Small Is Big In Personal Care
The number of patents involving nanotechnology in beauty and personal care items has been on the rise.
Small particles are becoming a big business for the world’s personal care products manufacturers, according to an analysis of world patent activity published by the IP Solutions business of Thomson Reuters.
The new report—“Can Nanotech Unlock the Fountain of Youth?”—finds that the beauty industry is making an aggressive foray into nanotechnology, using tiny molecular compounds to improve the performance of creams, sunscreens, shampoos and other personal care products. In fact, the volume of innovative patents involving nanotechnology in beauty and personal care items grew 103% during the past seven years, more than doubling from 181 patents in 2003 to 367 in 2009, according to Thomson Reuters.
From 2000 through the end of 2009, 217 personal care brands that incorporate the term “nano” were trademarked in the U.S., UK, Canada, European Community and WIPO; the second half of that period (2005-2009) had 575% more registered marks than the first half (2000-2004), noted Thomson Reuters.
Frugality is Lingering
Frugality is still in style with U.S. consumers.

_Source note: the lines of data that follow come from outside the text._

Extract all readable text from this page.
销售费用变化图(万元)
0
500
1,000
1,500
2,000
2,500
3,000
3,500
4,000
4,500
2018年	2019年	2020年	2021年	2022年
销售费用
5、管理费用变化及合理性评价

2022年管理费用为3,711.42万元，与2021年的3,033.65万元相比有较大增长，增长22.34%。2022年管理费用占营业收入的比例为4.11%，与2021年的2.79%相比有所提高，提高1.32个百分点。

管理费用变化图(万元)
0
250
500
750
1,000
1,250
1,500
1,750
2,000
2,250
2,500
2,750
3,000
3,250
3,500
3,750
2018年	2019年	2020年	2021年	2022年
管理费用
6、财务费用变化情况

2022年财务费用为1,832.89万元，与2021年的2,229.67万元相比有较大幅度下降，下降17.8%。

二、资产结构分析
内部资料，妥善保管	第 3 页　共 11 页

According to a new Harris Interactive poll, almost two-thirds of U.S. adults say they are purchasing more generic brands to save money, up slightly from February when 63% said they were buying generics. And when it comes to specific behaviors that affect personal care and beauty spending, they’re doing much of the same, such as going to the hairdresser or barber/stylist less often (38%).
And while that’s not good news for salon hair care brands, for firms selling detergent and other laundry aids maybe there’s a silver lining: 24% of those polled cut down on dry cleaning—which means there’s more laundry care being done at home.

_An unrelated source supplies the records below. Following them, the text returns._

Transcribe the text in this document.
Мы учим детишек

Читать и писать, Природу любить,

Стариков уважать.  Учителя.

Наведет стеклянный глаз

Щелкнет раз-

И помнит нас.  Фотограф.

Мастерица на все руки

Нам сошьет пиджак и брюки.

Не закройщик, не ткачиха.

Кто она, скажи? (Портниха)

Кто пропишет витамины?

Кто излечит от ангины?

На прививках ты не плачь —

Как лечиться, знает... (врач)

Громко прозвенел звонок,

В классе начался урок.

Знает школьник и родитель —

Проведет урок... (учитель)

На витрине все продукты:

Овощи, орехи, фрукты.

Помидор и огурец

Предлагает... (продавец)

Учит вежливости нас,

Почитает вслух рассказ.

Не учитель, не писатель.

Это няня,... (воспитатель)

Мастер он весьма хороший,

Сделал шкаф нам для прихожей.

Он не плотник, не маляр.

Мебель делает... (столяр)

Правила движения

The poll featured 2,227 adults surveyed online between June 14-21, 2010 by Harris Interactive.
Are Back-To-School Shoppers Skipping The Beauty Aisle?
It is back-to-school time, but is that good news for the beauty business?

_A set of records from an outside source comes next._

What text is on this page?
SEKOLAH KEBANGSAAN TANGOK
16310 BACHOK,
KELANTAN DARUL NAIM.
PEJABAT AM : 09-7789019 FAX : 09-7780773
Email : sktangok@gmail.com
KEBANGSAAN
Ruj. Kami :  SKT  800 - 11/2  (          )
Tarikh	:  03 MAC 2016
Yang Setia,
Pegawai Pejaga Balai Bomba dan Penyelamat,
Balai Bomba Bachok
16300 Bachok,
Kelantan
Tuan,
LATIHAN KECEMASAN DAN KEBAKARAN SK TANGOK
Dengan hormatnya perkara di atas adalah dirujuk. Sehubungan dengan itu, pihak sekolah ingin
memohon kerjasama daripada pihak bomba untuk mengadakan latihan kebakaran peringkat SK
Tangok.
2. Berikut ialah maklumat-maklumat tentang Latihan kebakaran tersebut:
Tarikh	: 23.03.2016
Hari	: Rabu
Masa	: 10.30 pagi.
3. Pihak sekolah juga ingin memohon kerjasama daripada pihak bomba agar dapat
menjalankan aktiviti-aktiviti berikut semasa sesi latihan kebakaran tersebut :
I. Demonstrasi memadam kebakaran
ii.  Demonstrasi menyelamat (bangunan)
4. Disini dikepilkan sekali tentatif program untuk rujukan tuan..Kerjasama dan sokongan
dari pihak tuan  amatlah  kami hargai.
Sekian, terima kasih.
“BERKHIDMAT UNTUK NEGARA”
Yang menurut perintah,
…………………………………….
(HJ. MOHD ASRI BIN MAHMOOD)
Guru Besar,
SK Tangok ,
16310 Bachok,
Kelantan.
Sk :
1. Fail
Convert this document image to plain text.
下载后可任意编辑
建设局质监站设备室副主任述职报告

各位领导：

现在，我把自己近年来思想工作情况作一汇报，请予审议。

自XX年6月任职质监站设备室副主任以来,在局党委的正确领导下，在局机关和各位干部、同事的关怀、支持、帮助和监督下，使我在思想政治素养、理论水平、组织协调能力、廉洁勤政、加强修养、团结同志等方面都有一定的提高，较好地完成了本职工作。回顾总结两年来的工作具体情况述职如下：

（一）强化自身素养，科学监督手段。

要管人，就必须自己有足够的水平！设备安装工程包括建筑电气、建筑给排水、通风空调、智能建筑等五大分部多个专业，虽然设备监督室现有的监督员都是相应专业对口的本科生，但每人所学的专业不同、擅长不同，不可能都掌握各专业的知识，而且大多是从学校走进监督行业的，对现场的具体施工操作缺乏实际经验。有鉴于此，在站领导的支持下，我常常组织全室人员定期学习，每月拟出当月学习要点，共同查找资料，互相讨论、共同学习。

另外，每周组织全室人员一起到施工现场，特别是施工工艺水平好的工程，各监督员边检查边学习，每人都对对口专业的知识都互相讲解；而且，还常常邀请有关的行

“We are certainly seeing signs that consumers are willing to open their purse strings,” said chief industry analyst Marshal Cohen. “The fact that more consumers say they plan to spend less coupled with the fact that they say they plan to shop in more stores, 55% of respondents told us they plan to shop in more stores this year compared to last year’s 53%. Those two things point to better results this season.”
Two categories that appear to be getting the biggest lift this season are apparel (58% this year vs. 52% last year) and footwear (45% vs. 39%). But unfortunately beauty products will be accounting for less of the mix, dropping from 13% in 2009 to 11% in 2010, according to NPD.